As mensagens são bem simples. “Pela manhã eu recebo uma selfie do Snapchat com a mensagem: ‘Bom dia, querido’. Mais tarde, ela me envia outra mensagem através de outro aplicativo sobre como foi seu dia no trabalho”, explica ele. “Se ela tiver dor de garganta ou de cabeça, eu ficarei sabendo. E se ela estiver na balada, eu recebo Snapchats que ninguém mais vai ver.”

Apesar de afirmar que o relacionamento “não é maluquice”, Ben não quis que seu sobrenome fosse divulgado.
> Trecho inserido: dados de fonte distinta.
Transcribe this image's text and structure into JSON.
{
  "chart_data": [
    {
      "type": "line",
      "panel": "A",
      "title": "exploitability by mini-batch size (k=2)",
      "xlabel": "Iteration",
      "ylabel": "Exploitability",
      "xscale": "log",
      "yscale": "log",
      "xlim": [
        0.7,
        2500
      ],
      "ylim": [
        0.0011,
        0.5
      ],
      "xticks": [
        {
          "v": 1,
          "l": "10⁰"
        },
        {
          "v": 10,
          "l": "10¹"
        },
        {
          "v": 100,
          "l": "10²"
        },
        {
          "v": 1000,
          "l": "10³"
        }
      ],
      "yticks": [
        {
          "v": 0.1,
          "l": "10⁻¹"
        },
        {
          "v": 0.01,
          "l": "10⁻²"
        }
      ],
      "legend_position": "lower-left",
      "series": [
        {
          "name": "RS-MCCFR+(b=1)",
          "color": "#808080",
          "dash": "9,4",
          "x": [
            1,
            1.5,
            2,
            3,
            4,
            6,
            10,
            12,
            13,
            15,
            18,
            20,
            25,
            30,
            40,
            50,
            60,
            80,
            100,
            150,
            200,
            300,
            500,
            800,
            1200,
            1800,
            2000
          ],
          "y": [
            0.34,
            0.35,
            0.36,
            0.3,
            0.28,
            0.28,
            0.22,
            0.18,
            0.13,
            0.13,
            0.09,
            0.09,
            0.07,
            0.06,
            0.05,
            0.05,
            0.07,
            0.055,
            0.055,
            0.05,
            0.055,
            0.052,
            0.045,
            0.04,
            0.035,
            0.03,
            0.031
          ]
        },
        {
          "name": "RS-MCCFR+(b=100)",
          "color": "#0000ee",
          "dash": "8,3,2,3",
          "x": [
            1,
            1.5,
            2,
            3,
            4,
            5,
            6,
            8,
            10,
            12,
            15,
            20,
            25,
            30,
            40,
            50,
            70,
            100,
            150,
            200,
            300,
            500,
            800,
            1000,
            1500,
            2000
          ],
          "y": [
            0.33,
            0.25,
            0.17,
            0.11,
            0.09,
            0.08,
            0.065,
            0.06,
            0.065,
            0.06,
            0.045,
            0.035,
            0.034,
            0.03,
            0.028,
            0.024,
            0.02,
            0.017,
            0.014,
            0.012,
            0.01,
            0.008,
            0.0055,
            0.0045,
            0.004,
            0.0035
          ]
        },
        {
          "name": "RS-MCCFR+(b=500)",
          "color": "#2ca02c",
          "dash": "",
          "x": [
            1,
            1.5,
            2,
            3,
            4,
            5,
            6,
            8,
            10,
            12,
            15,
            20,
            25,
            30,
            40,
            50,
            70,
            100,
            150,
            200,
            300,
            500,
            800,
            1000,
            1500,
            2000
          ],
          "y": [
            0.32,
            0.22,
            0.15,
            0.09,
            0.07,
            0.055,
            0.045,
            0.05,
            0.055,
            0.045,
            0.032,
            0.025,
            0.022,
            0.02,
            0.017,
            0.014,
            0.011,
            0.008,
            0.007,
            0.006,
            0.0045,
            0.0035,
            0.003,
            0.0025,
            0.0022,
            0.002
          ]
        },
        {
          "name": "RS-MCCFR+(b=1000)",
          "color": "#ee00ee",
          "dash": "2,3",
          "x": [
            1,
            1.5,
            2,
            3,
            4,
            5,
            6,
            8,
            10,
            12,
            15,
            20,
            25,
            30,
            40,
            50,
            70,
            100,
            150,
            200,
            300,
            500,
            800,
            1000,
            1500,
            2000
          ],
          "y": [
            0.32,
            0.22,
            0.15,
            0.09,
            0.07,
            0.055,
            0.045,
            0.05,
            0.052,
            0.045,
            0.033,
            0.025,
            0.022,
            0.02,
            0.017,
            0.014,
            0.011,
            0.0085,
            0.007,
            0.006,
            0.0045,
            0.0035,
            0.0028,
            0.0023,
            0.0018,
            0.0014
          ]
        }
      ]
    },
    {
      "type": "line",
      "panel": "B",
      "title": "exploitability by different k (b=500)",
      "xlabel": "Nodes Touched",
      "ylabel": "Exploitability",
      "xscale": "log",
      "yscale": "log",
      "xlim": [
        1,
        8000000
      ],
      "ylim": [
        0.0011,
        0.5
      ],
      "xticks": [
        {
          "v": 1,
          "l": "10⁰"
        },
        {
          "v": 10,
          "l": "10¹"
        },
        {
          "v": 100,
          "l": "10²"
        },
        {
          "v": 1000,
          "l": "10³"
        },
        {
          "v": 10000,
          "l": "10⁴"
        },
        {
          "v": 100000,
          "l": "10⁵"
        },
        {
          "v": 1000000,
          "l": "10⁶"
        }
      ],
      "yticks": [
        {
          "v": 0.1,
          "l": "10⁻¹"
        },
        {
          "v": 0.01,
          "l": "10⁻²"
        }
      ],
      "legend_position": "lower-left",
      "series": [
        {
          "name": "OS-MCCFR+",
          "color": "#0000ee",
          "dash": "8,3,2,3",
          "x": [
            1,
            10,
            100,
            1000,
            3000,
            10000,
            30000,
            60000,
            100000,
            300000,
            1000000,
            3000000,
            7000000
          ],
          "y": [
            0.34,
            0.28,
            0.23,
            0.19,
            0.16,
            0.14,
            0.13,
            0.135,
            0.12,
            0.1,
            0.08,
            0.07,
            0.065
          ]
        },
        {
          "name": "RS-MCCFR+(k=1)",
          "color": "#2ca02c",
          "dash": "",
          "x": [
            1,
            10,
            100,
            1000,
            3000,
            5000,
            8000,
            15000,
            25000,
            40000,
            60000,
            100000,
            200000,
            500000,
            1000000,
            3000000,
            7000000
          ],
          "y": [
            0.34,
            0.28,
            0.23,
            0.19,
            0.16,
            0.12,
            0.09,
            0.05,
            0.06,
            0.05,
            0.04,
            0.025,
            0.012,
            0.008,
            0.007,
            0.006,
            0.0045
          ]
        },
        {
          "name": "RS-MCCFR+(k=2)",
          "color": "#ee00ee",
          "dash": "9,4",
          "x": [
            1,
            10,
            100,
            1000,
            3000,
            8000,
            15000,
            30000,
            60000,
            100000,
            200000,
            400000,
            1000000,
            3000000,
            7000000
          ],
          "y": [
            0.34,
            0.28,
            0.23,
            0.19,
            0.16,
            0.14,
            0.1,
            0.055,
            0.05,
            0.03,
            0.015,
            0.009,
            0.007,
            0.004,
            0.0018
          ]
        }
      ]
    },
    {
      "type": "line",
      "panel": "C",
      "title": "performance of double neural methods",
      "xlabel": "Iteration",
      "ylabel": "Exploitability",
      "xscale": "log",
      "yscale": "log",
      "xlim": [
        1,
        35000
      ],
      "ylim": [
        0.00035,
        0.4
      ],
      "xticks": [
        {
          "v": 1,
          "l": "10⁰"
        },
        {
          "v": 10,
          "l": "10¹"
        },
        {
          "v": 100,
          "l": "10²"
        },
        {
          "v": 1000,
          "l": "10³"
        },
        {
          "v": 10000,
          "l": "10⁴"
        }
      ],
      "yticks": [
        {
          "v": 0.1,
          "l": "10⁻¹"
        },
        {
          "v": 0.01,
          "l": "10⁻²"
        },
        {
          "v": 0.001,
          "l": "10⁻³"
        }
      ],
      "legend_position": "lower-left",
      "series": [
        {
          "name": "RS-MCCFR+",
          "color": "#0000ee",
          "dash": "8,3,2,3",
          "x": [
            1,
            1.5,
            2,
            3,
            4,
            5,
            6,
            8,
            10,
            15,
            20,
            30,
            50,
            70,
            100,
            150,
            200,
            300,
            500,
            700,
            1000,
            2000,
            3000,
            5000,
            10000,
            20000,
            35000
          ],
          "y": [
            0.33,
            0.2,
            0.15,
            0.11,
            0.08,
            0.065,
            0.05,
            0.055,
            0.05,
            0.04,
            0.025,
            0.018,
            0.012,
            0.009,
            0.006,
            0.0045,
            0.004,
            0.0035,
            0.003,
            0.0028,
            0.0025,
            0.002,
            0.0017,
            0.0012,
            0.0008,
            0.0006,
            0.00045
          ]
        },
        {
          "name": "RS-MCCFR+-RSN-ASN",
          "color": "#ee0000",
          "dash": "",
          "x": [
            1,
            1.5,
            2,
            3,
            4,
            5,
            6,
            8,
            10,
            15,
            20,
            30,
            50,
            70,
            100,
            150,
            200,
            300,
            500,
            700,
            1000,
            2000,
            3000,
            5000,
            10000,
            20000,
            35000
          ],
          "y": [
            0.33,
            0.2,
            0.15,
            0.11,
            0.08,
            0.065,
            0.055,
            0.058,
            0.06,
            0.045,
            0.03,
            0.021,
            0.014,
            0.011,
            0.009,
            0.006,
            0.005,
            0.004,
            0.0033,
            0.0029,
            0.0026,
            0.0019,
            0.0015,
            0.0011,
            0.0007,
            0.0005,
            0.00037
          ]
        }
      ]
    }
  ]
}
Ele conta que nunca conseguiu ter um namoro sério por estar sempre “muito ocupado” e acredita que a namorada falsa, uma modelo com mais de 20 mil seguidores no Twitter e Snapchat, faz com que as coisas “pareçam mais normais” em sua vida.

Tá na moda

O mercado das namoradas virtuais teve um boom em 2014 com o aumento das empresas online como Invisible Girlfriend e Dream Lover. Desde então, modelos de pouca projeção e atrizes de filme pornô com número considerável de seguidores nas mídias sociais têm faturado com isso. “Eu não acho que seja tão estranho quanto inicialmente possa parecer”, ele acrescenta. “Temos uma conexão.”